To get $\propto v^2$ drag in 2D, we form the vector:
$\vec F_{drag} = -k ~ |\vec v| ~ \vec v $
where we understand that multiplying the ordinary number $k$ over a vector $[a, b]$ produces the vector $[k~a, ~k~b]$, and the magnitude of $\vec v$, written as $|\vec v|$ or sometimes simply as $v$, is given by the Pythagorean theorem as
$v = |\vec v| = \sqrt{v_x^2 + v_y^2}.$
In other words, your equations should be:
$\frac{dv_x}{dt} = -k ~ v_x ~ \sqrt{v_x^2 + v_y^2}$
$\frac{dv_y}{dt} = -g - k ~ v_y ~ \sqrt{v_x^2 + v_y^2}$
This ensures that your drag force always points in the reverse direction from $\vec v$, and grows like $v^2$.

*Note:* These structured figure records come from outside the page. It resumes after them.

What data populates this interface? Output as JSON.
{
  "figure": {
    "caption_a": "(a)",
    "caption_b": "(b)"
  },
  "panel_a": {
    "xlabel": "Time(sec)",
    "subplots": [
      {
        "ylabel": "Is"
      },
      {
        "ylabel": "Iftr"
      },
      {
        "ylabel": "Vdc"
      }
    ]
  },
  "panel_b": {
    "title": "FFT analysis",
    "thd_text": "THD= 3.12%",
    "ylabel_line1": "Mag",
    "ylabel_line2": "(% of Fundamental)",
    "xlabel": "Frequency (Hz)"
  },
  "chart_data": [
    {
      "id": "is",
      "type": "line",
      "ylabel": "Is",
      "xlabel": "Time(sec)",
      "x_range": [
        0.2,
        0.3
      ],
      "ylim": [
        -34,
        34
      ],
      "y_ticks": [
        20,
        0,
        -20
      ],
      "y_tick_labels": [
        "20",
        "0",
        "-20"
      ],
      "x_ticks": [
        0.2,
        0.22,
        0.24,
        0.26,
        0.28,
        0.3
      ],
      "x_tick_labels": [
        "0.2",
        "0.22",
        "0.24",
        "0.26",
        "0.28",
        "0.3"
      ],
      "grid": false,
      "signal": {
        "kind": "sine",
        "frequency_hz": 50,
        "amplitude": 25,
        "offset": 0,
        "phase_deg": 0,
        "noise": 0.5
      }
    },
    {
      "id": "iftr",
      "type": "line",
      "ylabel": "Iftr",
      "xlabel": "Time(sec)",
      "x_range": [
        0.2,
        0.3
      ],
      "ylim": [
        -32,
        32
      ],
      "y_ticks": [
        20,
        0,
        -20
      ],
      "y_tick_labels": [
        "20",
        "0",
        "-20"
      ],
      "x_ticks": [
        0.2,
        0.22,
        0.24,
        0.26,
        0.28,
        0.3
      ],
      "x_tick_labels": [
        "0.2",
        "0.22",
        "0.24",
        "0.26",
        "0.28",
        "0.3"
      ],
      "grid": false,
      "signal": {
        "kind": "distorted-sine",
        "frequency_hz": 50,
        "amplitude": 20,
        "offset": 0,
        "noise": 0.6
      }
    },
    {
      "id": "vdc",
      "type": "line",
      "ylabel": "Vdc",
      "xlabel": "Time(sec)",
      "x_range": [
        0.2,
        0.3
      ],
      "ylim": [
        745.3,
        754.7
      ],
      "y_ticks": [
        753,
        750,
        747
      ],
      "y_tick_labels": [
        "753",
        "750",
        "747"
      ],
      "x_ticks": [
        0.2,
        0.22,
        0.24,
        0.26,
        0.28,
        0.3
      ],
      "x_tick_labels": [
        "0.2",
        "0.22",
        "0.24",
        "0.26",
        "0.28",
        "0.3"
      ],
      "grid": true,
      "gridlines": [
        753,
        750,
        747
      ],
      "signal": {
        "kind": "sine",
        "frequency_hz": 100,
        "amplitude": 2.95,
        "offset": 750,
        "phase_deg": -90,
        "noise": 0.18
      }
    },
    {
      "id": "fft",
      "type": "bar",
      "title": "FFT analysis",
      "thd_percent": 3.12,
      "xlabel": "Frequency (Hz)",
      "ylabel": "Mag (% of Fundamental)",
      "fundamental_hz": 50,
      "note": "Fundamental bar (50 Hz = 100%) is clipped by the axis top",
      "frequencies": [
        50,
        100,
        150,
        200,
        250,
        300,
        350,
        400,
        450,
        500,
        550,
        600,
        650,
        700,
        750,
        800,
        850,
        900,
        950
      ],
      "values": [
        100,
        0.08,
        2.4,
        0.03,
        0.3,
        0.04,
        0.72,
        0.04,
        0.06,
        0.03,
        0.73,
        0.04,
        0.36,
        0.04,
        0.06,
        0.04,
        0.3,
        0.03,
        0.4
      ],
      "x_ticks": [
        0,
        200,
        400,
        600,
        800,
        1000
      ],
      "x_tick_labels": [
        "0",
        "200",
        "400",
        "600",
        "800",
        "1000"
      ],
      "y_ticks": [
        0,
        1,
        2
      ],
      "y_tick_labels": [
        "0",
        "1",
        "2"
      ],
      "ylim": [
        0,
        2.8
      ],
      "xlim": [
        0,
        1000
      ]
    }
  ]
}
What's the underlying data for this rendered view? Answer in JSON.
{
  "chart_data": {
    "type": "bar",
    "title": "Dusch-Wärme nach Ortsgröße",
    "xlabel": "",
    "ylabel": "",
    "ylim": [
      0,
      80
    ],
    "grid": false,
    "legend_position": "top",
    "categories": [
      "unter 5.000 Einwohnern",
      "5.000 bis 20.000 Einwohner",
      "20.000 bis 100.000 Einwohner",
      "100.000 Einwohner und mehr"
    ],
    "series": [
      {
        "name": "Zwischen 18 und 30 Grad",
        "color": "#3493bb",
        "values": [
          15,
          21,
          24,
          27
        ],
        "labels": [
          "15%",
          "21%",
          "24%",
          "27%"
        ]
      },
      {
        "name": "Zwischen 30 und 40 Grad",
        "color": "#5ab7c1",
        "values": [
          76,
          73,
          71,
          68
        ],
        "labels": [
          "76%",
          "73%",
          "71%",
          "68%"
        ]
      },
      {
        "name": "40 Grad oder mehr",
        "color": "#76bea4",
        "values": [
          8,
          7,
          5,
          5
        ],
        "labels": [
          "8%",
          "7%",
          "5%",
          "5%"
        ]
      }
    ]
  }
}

You can also include a wind $w$ in the $x$-direction by replacing (on the right hand side only!) $v_x$ with $(v_x - w)$. This is important because the drag force is relative to the air, not relative to the ground. With a little more effort you can draw a wind vector field $\vec w(x, y)$ and do modeling with "updrafts" and so forth.